Israel is unique in that it has a substantial and advanced defense industry that is a supplier for many USAF and other countries’ weapon systems, which has led me to travel to Israel multiple times while working with a different FMS partner in order to get updates and view progress from critical Israeli suppliers.

In addition to F-15s and F-16s, are there other items you’ve provided for Israel in your work?
The only Israel programs that I have worked are the F-15 and F-16. However, there are several other Israel programs managed at Wright-Patterson AFB, including transport and tanker aircraft. Israel is also an FMS partner in several other FMS programs across the Department of Defense and the separate services.

Are you also the point person for replacement parts for aircrafts that go to Israel?
There is a large team of acquisition and logistics professionals across several bases and contractor locations that support the replacement parts process. For aircraft that have already been provided to Israel, the Air Force Security Assistance and Cooperation Directorate (AFSAC) at Wright-Patterson AFB is the focal point. AFSAC manages the requests and budget, and works closely with the Israeli Air Force to monitor and accelerate the parts replacement process while working with other supporting organizations and defense contractors to fill the need.

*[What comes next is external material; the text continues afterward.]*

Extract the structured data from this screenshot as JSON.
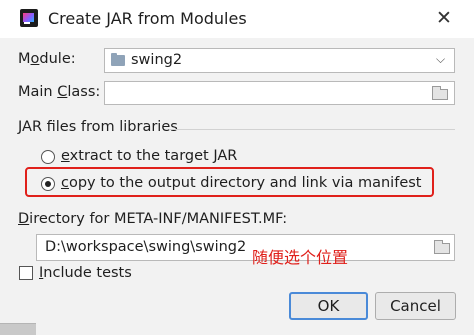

Is there anything else you would like our readers to know about your work with Israel?
Israel is a critical ally of the United States in an important region of the world. The Israeli Ministry of Defense and Israeli Air Force can be a very challenging and demanding FMS partner. However, they also are very appreciative of honest and hard work, and see the work we do as a true partnership. At the end of the day, they are a joy to work with and you will grow professionally. They challenge you.